А на другой день вечером мы в Венеции. Сначала кажется немного диким и нелепым, когда выходишь из вокзала и носильщик укладывает твои вещи в черную лодку. К этому впечатлению нужно привыкнуть. На корме стоит, выставив вперед левую ногу, длинный малый и, не вынимая весла из воды, бурлит им воду и гонит лодку. Сворачивая в какой-нибудь узкий водяной переулок, он издает странный гортанный крик, похожий на стон, и две гондолы, почти касаясь одна о другую бортами, беззвучно проплывают мимо, точно два черных встретившихся гроба. И в самом деле: прекрасная Венеция напоминает громадное кладбище с мертвыми, необитаемыми домами, с удивительными развалинами, скрепленными железом, со старыми церквами, которых никто не посещает, кроме праздных путешественников.
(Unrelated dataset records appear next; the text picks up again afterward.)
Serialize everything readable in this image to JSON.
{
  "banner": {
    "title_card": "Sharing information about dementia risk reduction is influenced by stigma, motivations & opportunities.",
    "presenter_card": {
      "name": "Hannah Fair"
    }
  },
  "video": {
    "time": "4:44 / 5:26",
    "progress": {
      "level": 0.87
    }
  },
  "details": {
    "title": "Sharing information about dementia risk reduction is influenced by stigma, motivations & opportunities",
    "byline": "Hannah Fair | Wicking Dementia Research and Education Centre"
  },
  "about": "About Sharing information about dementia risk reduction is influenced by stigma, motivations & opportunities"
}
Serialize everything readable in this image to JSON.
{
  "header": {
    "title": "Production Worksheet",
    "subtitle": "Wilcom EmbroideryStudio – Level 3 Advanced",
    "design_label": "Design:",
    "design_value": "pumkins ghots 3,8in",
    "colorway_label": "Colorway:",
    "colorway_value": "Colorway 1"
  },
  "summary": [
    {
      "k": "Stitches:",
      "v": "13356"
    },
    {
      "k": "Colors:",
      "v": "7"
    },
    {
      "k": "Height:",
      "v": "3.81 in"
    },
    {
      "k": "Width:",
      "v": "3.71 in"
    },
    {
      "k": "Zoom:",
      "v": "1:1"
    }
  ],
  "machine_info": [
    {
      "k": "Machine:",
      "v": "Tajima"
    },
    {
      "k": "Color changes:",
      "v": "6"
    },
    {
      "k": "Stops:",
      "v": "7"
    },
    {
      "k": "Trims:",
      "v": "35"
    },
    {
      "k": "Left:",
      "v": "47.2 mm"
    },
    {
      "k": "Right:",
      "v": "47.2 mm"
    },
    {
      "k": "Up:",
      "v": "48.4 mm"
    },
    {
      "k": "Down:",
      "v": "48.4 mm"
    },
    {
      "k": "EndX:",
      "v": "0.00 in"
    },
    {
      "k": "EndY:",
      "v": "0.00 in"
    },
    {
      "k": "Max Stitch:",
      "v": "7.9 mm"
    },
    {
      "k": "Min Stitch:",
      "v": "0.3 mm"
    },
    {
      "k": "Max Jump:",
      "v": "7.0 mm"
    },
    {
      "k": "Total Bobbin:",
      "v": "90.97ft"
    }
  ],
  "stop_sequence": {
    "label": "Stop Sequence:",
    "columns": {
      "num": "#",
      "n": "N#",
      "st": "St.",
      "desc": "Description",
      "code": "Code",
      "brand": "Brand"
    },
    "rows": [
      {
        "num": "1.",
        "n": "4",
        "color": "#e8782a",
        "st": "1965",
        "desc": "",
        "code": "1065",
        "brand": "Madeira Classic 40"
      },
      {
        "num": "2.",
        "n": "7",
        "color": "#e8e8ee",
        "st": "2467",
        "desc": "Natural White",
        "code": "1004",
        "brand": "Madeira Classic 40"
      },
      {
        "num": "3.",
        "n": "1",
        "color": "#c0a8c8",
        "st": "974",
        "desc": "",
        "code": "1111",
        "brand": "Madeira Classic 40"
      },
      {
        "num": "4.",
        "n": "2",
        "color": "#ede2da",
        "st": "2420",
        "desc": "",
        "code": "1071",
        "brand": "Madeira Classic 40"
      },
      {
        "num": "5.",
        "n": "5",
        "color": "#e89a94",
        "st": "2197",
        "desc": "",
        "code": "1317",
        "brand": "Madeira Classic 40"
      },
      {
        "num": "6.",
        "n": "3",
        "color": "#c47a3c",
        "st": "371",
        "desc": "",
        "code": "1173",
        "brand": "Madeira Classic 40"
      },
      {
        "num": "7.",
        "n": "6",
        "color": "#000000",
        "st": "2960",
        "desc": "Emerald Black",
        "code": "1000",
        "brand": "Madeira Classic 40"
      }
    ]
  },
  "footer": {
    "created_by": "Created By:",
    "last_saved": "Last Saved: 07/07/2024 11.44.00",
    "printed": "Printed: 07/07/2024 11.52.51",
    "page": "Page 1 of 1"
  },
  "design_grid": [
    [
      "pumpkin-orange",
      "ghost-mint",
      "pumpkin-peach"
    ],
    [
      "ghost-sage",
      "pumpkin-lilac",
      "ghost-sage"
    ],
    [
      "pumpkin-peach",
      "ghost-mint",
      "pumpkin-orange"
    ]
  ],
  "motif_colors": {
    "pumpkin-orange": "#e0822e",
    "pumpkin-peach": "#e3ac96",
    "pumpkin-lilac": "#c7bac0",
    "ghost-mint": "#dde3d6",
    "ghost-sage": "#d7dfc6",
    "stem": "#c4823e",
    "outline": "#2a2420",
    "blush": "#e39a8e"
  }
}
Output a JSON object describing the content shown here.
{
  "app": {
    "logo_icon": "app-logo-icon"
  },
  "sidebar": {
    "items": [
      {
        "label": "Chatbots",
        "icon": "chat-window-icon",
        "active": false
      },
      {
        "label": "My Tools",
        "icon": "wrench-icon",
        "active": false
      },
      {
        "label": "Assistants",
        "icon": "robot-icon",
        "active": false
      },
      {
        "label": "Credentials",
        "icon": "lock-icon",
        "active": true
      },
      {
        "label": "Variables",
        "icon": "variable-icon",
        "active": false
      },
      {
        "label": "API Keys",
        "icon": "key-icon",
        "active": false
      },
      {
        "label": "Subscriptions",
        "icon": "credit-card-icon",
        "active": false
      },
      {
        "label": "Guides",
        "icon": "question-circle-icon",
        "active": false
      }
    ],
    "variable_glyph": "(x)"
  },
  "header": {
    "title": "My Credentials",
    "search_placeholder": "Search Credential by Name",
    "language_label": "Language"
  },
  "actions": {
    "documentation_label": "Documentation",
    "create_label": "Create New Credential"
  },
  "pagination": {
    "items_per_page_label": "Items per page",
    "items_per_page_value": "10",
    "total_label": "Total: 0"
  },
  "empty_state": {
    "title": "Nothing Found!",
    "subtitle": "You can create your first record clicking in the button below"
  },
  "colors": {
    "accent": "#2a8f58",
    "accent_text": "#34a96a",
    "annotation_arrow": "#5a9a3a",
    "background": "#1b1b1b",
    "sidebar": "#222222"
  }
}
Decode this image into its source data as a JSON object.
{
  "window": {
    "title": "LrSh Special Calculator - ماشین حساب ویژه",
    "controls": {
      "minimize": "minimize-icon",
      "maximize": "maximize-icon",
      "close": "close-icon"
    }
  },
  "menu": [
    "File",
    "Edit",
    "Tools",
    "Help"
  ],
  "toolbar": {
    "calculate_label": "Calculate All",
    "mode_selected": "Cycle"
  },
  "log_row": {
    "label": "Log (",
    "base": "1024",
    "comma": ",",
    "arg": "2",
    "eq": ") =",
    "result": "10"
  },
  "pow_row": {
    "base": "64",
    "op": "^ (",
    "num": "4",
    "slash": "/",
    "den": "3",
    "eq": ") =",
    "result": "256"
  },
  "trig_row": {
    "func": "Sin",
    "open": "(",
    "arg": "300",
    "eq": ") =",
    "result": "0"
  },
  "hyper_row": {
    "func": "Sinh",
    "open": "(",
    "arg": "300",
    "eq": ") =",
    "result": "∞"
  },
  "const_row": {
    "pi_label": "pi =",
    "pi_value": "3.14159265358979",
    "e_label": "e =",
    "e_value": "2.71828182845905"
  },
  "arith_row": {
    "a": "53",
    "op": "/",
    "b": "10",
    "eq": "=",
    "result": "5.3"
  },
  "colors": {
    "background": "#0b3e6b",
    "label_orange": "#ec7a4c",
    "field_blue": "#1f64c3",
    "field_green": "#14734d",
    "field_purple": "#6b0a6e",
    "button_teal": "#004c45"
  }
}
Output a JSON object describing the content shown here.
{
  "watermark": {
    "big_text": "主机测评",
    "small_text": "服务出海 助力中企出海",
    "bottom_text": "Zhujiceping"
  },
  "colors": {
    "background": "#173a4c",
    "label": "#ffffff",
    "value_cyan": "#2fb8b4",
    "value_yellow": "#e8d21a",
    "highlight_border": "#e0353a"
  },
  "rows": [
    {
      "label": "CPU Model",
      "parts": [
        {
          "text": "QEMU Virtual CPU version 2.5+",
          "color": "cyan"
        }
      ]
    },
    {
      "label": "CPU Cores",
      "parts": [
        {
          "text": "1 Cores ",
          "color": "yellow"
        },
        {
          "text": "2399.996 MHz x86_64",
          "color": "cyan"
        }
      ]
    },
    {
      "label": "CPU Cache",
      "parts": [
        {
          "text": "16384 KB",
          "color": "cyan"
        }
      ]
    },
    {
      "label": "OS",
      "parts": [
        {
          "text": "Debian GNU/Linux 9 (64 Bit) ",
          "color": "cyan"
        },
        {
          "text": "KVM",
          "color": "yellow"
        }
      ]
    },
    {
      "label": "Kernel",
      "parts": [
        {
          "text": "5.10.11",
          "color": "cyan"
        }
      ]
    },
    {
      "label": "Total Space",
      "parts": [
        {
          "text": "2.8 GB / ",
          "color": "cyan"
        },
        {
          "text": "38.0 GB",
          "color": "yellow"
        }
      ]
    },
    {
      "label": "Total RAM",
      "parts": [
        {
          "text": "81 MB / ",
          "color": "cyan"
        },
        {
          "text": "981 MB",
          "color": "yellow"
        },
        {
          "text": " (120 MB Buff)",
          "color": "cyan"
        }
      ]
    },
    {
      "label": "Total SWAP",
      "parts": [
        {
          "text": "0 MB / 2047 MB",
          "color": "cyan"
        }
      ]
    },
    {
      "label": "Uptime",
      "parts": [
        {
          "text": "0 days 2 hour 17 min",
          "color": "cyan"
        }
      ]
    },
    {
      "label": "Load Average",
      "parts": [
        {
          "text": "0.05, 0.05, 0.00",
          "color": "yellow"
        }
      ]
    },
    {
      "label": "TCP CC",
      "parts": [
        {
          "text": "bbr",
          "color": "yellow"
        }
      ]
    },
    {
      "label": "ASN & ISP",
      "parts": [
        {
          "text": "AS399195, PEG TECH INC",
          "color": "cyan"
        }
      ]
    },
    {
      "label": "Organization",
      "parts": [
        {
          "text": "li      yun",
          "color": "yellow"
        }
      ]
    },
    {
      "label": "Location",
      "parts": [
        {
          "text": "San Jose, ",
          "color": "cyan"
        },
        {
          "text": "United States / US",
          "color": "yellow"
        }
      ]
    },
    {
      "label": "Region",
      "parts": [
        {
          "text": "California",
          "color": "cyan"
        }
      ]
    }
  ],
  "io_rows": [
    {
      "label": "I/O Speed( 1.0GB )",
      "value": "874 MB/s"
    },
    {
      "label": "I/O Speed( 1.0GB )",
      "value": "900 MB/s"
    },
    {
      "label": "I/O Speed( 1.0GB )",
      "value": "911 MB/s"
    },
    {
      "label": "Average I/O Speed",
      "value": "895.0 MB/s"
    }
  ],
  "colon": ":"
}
На другой день опять гондола и обозрение Венеции при дневном свете. Тут я замечаю, что борта лодки украшены медными изображениями морских коньков. Лошадиная голова и хвост рыбы — это красиво! Впоследствии несколько таких морских лошадей, некогда живших, а теперь засушенных, я купил на площади Святого Марка у надоедливого торгаша. Курьезная, смешная штука величиной не более вершка. Несомненно, что она послужила прообразом для украшения гондолы.